Nous sommes interrompus par la serveuse qui nous demande si nous avons fait notre choix. A la façon dont elle me regarde, sa jalousie envers moi ne s'est pas atténuée. Je sais que mon braqueur à coucher avec elle, bien avant que l'on ne sorte ensemble, Will aussi je crois, il ne m'a jamais rien caché sur les filles avec qui il a eu des aventures, et chaque fois que l'on venait, il était obligé de la remettre à sa place en lui demandant de se contenter de faire ce pour quoi elle était payé.

— Je vais prendre la salade du moment, aux lentilles et légumes, puis en dessert le duo de pancakes aux fruits frais et granola.

— Et moi, les tagliatelles de courgettes sauce tomate basilic au pignon et falafel, en dessert la salade de fruits frais. Tu veux continuer avec la citronnade ? questionne maman.

— Oui.

— Et ben dis-moi, je ne sais pas ce que tu lui as fait, mais elle t'en veux d'un truc !

— En faisant court, Aaron a couché une fois avec elle, et elle croyait que c'était pour la vie ! Enfin ça ne l'a pas empêché de bai... De ramener Will dans son lit ! dis-je avec un air écoeuré.

— Je vois tout à fait le style de fille que c'est ! Et elle est jalouse parce qu'Aaron est tombé amoureux de toi ?

— C'est bien résumé. Bon parlons d'autre chose, on s'en fout de cette nana ! Comment se passe la mise en place de la future expo de Samuel ?

Au prénom de son petit ami, le regard de ma mère s'illumine. Je suis contente pour elle, qu'elle ait enfin trouvé un homme qui l'aime vraiment et qui prenne soin d'elle. Elle a assez souffert pendant toutes ses années où elle croyait aux mensonges de mon géniteur.

— Tout se met en place petit à petit, d'ailleurs à ce sujet ma chérie, comme je vais reprendre des horaires de dingues, j'ai pensé, si tu es d'accord bien sûr, que tu pourrais aller passer le reste des jours qu'il te reste avant qu' Aaron n'arrive, chez Pierre et Louise.

— Hum, pourquoi pas ! Je suppose que si tu m'en parles, c'est qu'ils sont au ok !

— Pour tout te dire, c'est Louise qui me l'a proposée, pensant que cela te ferait du bien aussi, de te retrouver dans un autre environnement, et puis ils ont tellement eu peur pour vous, que de t'avoir près d'eux avant que leur fils arrive, vont les rassurer; ils t'aiment vraiment tu sais !?

En entendant ces mots, je réalise que nous avons failli ne plus revoir les gens qui nous aiment et qui comptent énormément pour nous.
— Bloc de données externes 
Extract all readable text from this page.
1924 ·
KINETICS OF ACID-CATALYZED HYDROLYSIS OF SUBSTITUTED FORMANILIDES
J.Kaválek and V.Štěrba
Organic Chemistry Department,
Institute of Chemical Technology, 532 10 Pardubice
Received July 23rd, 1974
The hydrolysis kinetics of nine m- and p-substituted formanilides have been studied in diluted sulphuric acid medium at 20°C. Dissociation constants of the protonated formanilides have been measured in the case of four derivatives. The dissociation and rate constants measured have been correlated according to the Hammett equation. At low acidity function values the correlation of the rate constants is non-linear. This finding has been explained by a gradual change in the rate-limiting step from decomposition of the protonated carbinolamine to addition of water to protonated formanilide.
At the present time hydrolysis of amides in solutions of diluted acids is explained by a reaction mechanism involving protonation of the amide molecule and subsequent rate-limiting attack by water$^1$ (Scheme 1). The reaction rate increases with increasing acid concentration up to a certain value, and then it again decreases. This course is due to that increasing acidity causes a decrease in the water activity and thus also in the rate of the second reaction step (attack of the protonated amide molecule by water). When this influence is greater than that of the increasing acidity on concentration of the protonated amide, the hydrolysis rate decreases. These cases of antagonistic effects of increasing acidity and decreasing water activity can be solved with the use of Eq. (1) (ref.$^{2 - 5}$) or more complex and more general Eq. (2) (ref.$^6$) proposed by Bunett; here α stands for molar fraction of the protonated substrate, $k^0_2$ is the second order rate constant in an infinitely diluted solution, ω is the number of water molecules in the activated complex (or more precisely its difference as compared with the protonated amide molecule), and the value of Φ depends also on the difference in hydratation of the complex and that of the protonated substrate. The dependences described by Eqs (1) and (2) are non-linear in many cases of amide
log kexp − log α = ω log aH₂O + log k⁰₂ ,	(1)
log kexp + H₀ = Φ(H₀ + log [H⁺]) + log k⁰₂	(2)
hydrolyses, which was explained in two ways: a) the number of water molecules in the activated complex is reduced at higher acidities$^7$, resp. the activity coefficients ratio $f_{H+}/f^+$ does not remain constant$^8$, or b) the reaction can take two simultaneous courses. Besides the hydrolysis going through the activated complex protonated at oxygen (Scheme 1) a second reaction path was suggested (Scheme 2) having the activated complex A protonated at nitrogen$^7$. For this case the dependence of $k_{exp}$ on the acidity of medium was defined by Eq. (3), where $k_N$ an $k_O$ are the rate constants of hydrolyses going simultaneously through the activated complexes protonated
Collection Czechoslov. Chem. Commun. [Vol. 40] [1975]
Je sais de par les mecs que notre agression a terrifié Swein et Sofie, mais aussi Elias et Isabelle, et Paul le père de Raphaël. Une larme solitaire coule sur ma joue, que ma mère arrête avec un baiser.

— Excuse-moi Léane, je ne voulais pas remuer...
— C'est bon maman, je la coupe, tout va bien, il faut que je m'habitue à entendre ce genre de chose, pour prendre conscience que je suis plus vivante que jamais, et profiter encore plus des gens que j'aime. J'appellerai Isabelle tout à l'heure pour lui dire que sa proposition me touche beaucoup et que j'accepte.

Ma mère bouge sa tête pour approuver, et quand nos plats arrivent, aucune de nous deux ne reprend la conversation. Nous mangeons dans un silence qui n'est pas pesant, chacune dans ses pensées.

— Bon assez déprimés, Léa, tu es partante pour faire un peu de shopping, mère-fille ?
— Plus que partante, oui ! Je t'aime maman dis-je émue.
— Moi aussi ma chérie.

Il est tard lorsque nous arrivons chez ma mère. Fatiguées, mais heureuses d'avoir partagé ce moment ensemble. Samuel nous attend dans le salon où il a préparé un apéritif, pour nous a-t-il dit : fêter mon début de renaissance. Je ne l'ai pas contredit, et j'ai trinqué en pensant, qu'aujourd'hui, une grosse part de culpabilité s'en est allée, que même si je sais qu'elle ne partira jamais entièrement, j'ai décidé de vivre avec...
Parce que la vie sans lui... Ce n'est pas ma vie.